Except for his hands, which belonged on a piece of monumental sculpture, and his small head, he was well proportioned. His muscles were large and round and he had a full, heavy chest. Yet there was something wrong. For all his size and shape, he looked neither strong nor fertile. He was like one of Picasso’s great sterile athletes, who brood hopelessly on pink sand, staring at veined marble waves.
When the tub was full, he got in and sank down in the hot water. He grunted his comfort. But in another moment he would begin to remember, in just another moment. He tried to fool his memory by overwhelming it with tears and brought up the sobs that were always lurking uneasily in his chest. He cried softly at first, then harder. The sound he made was like that of a dog lapping gruel. He concentrated on how miserable and lonely he was, but it didn’t work. The thing he was trying so desperately to avoid kept crowding into his mind.
One day when he was working in the hotel, a guest called Romola Martin had spoken to him in the elevator.
“Mr. Simpson, you’re Mr. Simpson, the bookkeeper?”
“Yes.”
“I’m in six-eleven.”
She was small and childlike, with a quick, nervous manner. In her arms she coddled a package which obvio
usly contained a square gin bottle.
“Yes,” said Homer again, working against his natural instinct to be friendly. He knew that Miss Martin owed several weeks’ rent and had heard the room clerk say she was a drunkard.
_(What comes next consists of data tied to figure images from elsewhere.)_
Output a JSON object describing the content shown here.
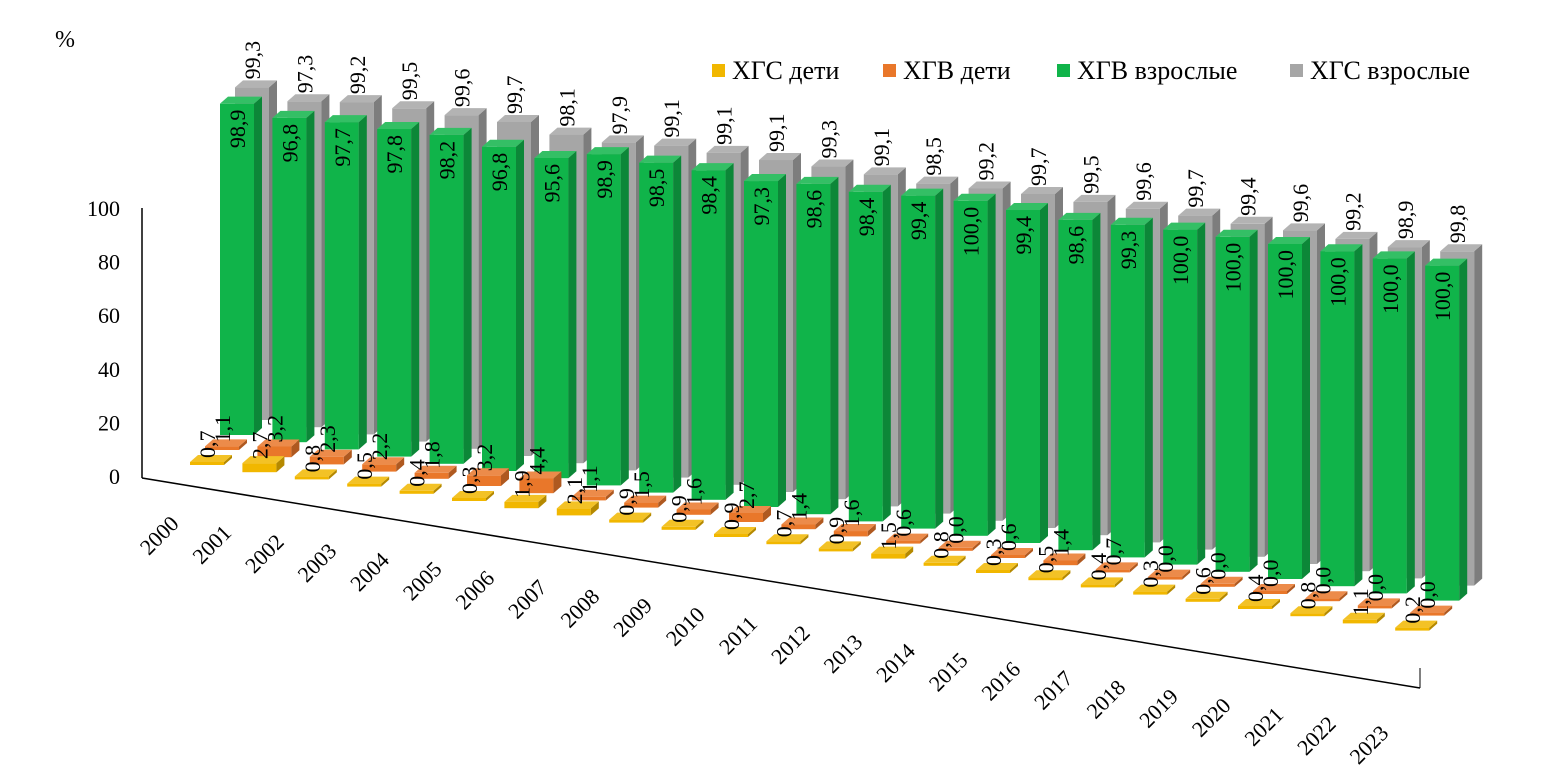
{
  "chart_data": {
    "type": "bar",
    "y_unit_label": "%",
    "categories": [
      "2000",
      "2001",
      "2002",
      "2003",
      "2004",
      "2005",
      "2006",
      "2007",
      "2008",
      "2009",
      "2010",
      "2011",
      "2012",
      "2013",
      "2014",
      "2015",
      "2016",
      "2017",
      "2018",
      "2019",
      "2020",
      "2021",
      "2022",
      "2023"
    ],
    "ylim": [
      0,
      100
    ],
    "y_ticks": [
      "0",
      "20",
      "40",
      "60",
      "80",
      "100"
    ],
    "legend_position": "top-right",
    "series": [
      {
        "name": "ХГС дети",
        "color": "#f1b700",
        "values": [
          0.7,
          2.7,
          0.8,
          0.5,
          0.4,
          0.3,
          1.9,
          2.1,
          0.9,
          0.9,
          0.9,
          0.7,
          0.9,
          1.5,
          0.8,
          0.3,
          0.5,
          0.4,
          0.3,
          0.6,
          0.4,
          0.8,
          1.1,
          0.2
        ],
        "labels": [
          "0,7",
          "2,7",
          "0,8",
          "0,5",
          "0,4",
          "0,3",
          "1,9",
          "2,1",
          "0,9",
          "0,9",
          "0,9",
          "0,7",
          "0,9",
          "1,5",
          "0,8",
          "0,3",
          "0,5",
          "0,4",
          "0,3",
          "0,6",
          "0,4",
          "0,8",
          "1,1",
          "0,2"
        ]
      },
      {
        "name": "ХГВ дети",
        "color": "#e9772a",
        "values": [
          1.1,
          3.2,
          2.3,
          2.2,
          1.8,
          3.2,
          4.4,
          1.1,
          1.5,
          1.6,
          2.7,
          1.4,
          1.6,
          0.6,
          0.0,
          0.6,
          1.4,
          0.7,
          0.0,
          0.0,
          0.0,
          0.0,
          0.0,
          0.0
        ],
        "labels": [
          "1,1",
          "3,2",
          "2,3",
          "2,2",
          "1,8",
          "3,2",
          "4,4",
          "1,1",
          "1,5",
          "1,6",
          "2,7",
          "1,4",
          "1,6",
          "0,6",
          "0,0",
          "0,6",
          "1,4",
          "0,7",
          "0,0",
          "0,0",
          "0,0",
          "0,0",
          "0,0",
          "0,0"
        ]
      },
      {
        "name": "ХГВ взрослые",
        "color": "#10b44a",
        "values": [
          98.9,
          96.8,
          97.7,
          97.8,
          98.2,
          96.8,
          95.6,
          98.9,
          98.5,
          98.4,
          97.3,
          98.6,
          98.4,
          99.4,
          100.0,
          99.4,
          98.6,
          99.3,
          100.0,
          100.0,
          100.0,
          100.0,
          100.0,
          100.0
        ],
        "labels": [
          "98,9",
          "96,8",
          "97,7",
          "97,8",
          "98,2",
          "96,8",
          "95,6",
          "98,9",
          "98,5",
          "98,4",
          "97,3",
          "98,6",
          "98,4",
          "99,4",
          "100,0",
          "99,4",
          "98,6",
          "99,3",
          "100,0",
          "100,0",
          "100,0",
          "100,0",
          "100,0",
          "100,0"
        ]
      },
      {
        "name": "ХГС взрослые",
        "color": "#a6a6a6",
        "values": [
          99.3,
          97.3,
          99.2,
          99.5,
          99.6,
          99.7,
          98.1,
          97.9,
          99.1,
          99.1,
          99.1,
          99.3,
          99.1,
          98.5,
          99.2,
          99.7,
          99.5,
          99.6,
          99.7,
          99.4,
          99.6,
          99.2,
          98.9,
          99.8
        ],
        "labels": [
          "99,3",
          "97,3",
          "99,2",
          "99,5",
          "99,6",
          "99,7",
          "98,1",
          "97,9",
          "99,1",
          "99,1",
          "99,1",
          "99,3",
          "99,1",
          "98,5",
          "99,2",
          "99,7",
          "99,5",
          "99,6",
          "99,7",
          "99,4",
          "99,6",
          "99,2",
          "98,9",
          "99,8"
        ]
      }
    ]
  }
}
“Oh!…” the girl went on coquettishly, making obvious their difference in size, “I’m sorry you’re worried about your bill, I…”
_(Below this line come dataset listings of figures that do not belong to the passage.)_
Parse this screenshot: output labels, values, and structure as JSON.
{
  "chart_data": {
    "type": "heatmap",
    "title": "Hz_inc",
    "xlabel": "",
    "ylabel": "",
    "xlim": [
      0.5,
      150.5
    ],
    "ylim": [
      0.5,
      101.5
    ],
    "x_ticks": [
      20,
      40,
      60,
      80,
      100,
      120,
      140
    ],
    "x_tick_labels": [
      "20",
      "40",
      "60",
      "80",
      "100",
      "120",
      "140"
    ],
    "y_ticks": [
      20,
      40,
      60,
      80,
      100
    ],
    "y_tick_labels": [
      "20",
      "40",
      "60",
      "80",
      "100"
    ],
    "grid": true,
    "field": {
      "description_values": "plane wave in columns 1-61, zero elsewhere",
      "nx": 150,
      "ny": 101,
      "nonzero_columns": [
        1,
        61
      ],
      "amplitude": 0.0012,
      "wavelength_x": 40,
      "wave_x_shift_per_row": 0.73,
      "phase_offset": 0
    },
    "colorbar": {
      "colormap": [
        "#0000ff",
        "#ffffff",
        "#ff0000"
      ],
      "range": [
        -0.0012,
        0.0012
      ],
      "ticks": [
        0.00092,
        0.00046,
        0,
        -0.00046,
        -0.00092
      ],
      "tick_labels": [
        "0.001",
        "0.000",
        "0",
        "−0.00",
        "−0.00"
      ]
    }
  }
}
The intimacy of her tone embarrassed Homer.
“You’ll have to speak to the manager,” he rapped out, turning away.
He was trembling when he reached his office.
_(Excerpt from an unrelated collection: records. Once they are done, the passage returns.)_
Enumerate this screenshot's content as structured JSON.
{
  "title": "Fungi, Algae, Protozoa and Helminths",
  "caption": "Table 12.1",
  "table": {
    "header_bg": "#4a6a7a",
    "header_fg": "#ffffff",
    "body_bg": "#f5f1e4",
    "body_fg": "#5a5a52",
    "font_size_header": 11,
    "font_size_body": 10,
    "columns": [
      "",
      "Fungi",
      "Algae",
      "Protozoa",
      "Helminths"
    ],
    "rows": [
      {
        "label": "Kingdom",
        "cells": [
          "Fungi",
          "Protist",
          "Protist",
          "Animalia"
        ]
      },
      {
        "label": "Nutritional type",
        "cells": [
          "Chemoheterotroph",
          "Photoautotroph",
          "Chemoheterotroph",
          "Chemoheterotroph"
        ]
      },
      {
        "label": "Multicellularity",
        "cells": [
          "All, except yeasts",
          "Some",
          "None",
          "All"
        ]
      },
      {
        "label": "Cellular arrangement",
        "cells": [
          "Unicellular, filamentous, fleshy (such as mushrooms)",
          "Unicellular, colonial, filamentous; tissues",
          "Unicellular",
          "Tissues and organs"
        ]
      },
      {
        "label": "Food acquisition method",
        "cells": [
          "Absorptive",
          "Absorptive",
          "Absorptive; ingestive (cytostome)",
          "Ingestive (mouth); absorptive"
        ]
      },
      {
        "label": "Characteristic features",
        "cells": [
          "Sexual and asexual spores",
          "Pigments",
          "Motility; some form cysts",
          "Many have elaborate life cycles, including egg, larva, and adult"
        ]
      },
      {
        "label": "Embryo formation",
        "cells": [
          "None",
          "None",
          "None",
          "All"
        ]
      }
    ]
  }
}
How bold the creature was! She was drunk, of course, but not so drunk that she didn’t know what she was doing. He hurriedly labeled his excitement disgust.
Soon afterwards the manager called and asked him to bring in Miss Martin’s credit card. When he went into the manager’s office, he found Miss Carlisle, the room clerk there. Homer listened to what the manager was saying to her.
“You roomed six-eleven?”
“I did, yes, sir.”
“Why? She’s obvious enough, isn’t she?”
“Not when she’s sober.”
“Never mind that. We don’t want her kind in this hotel.”
“I’m sorry.”
The manager turned to Homer and took the credit card he was holding.
“She owes thirty-one dollars,” Homer said.
“She’ll have to pay up and get out. I don’t want her kind around here.” He smiled. “Especially when they run up bills. Get her on the phone for me.”
Homer asked the telephone operator for six-eleven and after a short time was told that the room didn’t answer. “She’s in the house,” he said. “I saw her in the elevator.”
“I’ll have the housekeeper look.”
Homer was working on his books some minutes later when his phone rang. It was the manager again. He said that six-eleven had been reported in by the housekeeper and asked Homer to take her a bill.